Du côté des clients, les préférences vont dans le même sens : près de la moitié des consommateurs européens déclarent préférer acheter leurs produits de luxe en boutique, alors qu’environ 30% se disent orientés vers l’achat en ligne. Le digital joue désormais un rôle décisif en amont de l’achat (recherche d’informations, comparaison de prix, prise de rendez-vous, découverte de nouvelles marques), mais le moment de passer à l’acte reste majoritairement associé à un déplacement en magasin, à la rencontre avec un conseiller et à l’essayage physique des produits.

Dialogue entre le physique et le digital 

Le digital fonctionne aujourd’hui comme les coulisses du retail de luxe : il prépare la visite, crée des attentes de personnalisation que les clients s’attendent ensuite à retrouver en boutique. Une Maison qui soigne son image en ligne n’a plus le droit à une expérience décevante une fois la porte du magasin franchie.

Pour les marques, l’enjeu est donc de rapprocher ces deux mondes : proposer un suivi omnicanal, reconnaître le client (qu’il vienne du site web ou d’une campagne sur les réseaux sociaux) et faire circuler l’information entre les canaux. Les meilleures boutiques de luxe deviennent des lieux où l’on réserve en ligne, essaie en physique, avec une continuité dans le discours et le service.

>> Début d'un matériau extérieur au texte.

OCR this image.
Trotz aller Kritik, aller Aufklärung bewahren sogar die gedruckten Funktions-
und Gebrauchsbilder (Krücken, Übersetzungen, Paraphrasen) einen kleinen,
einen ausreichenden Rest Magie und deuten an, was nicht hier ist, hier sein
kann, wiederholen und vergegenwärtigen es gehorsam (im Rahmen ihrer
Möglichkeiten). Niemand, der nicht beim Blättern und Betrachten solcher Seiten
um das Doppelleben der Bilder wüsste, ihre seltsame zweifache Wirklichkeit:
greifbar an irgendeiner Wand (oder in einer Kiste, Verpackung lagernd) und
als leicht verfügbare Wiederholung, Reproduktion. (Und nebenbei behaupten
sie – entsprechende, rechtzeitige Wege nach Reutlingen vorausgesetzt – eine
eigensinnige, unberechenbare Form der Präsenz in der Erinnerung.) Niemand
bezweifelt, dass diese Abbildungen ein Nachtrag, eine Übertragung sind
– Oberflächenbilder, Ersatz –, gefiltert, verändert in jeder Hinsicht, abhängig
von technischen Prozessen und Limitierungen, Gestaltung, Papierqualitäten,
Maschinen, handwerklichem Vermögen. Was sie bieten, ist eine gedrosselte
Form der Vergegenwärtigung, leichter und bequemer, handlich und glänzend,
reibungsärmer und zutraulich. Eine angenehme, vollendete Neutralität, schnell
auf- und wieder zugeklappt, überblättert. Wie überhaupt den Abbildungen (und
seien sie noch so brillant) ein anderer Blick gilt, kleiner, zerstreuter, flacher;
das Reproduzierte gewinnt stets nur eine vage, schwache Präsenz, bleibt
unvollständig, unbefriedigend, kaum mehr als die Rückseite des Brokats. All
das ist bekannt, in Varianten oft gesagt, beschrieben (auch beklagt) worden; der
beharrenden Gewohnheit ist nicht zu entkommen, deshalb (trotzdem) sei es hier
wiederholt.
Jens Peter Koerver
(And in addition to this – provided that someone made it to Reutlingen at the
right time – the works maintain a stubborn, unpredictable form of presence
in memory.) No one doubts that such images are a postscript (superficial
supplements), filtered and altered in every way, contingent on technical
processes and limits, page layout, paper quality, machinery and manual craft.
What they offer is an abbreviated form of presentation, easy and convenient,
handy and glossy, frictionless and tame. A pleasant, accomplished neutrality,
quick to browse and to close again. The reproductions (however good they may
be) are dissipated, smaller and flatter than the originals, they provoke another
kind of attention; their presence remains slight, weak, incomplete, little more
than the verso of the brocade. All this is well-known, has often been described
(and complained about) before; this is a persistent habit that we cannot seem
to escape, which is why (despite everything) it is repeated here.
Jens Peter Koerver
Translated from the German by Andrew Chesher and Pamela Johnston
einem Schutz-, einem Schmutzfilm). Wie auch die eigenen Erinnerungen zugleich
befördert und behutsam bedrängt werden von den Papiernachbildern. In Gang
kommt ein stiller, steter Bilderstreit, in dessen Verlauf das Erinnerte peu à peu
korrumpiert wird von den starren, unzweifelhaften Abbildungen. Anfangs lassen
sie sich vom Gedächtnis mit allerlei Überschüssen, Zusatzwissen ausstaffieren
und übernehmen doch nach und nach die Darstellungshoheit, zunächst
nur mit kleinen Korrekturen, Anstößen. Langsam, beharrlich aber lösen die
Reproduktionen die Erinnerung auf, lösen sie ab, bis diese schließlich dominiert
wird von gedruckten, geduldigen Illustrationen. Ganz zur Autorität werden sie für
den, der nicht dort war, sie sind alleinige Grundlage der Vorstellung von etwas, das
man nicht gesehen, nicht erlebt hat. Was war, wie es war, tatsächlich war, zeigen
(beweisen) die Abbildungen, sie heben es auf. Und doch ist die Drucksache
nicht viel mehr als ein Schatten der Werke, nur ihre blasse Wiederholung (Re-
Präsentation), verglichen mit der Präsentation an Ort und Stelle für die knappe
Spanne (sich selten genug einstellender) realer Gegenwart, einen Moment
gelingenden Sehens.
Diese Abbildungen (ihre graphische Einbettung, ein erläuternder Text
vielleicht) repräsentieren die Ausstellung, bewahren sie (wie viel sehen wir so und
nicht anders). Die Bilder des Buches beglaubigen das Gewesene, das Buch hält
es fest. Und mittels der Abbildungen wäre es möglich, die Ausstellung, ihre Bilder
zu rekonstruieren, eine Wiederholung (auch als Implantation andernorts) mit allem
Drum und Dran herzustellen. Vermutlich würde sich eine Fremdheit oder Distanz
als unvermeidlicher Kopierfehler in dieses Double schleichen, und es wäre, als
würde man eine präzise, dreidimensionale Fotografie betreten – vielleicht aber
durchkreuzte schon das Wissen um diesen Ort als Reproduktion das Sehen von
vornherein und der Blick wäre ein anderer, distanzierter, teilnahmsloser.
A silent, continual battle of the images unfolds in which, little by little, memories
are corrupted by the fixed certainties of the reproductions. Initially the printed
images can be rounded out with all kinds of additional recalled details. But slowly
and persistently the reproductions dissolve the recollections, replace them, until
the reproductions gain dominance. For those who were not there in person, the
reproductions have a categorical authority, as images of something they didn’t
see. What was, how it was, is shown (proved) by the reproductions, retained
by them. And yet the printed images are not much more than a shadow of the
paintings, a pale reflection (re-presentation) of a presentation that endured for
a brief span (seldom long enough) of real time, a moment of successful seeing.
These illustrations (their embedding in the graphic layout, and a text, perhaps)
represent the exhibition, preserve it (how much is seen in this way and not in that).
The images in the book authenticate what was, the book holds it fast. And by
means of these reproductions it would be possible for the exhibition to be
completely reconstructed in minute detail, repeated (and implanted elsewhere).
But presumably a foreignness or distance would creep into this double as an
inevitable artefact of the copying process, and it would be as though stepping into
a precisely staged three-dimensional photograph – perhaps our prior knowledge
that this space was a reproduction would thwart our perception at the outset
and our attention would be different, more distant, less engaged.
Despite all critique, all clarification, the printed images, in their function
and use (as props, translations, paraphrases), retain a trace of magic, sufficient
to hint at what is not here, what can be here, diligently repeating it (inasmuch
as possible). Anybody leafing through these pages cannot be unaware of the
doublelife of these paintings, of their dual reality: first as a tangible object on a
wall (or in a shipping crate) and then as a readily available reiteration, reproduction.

Le retail physique, le pilier du luxe

Si l’on regarde la rareté des emplacements, la sélectivité accrue des ouvertures et le poids encore dominant des ventes en boutique, on voit que le retail physique reste le cœur du modèle économique et de l’expérience du luxe en Europe. Même dans un monde où le digital évolue de manière exponentielle et occupe de plus en plus d’espace, l’essentiel dans ce secteur se crée encore dans des lieux bien réels, sur quelques rues clés des grandes capitales emblématiques européennes.

Pour les Maisons, cela se traduit par des investissements lourds dans l’architecture, le design d’expérience et les services qui incitent les clients à prolonger leur visite. Dans un marché où la concurrence est exigeante, chaque boutique joue un rôle décisif : un espace où la marque se met en scène, affirme son identité et construit une relation durable avec ses clients, tandis que le digital reste un complément indispensable, sans pour autant remplacer la boutique.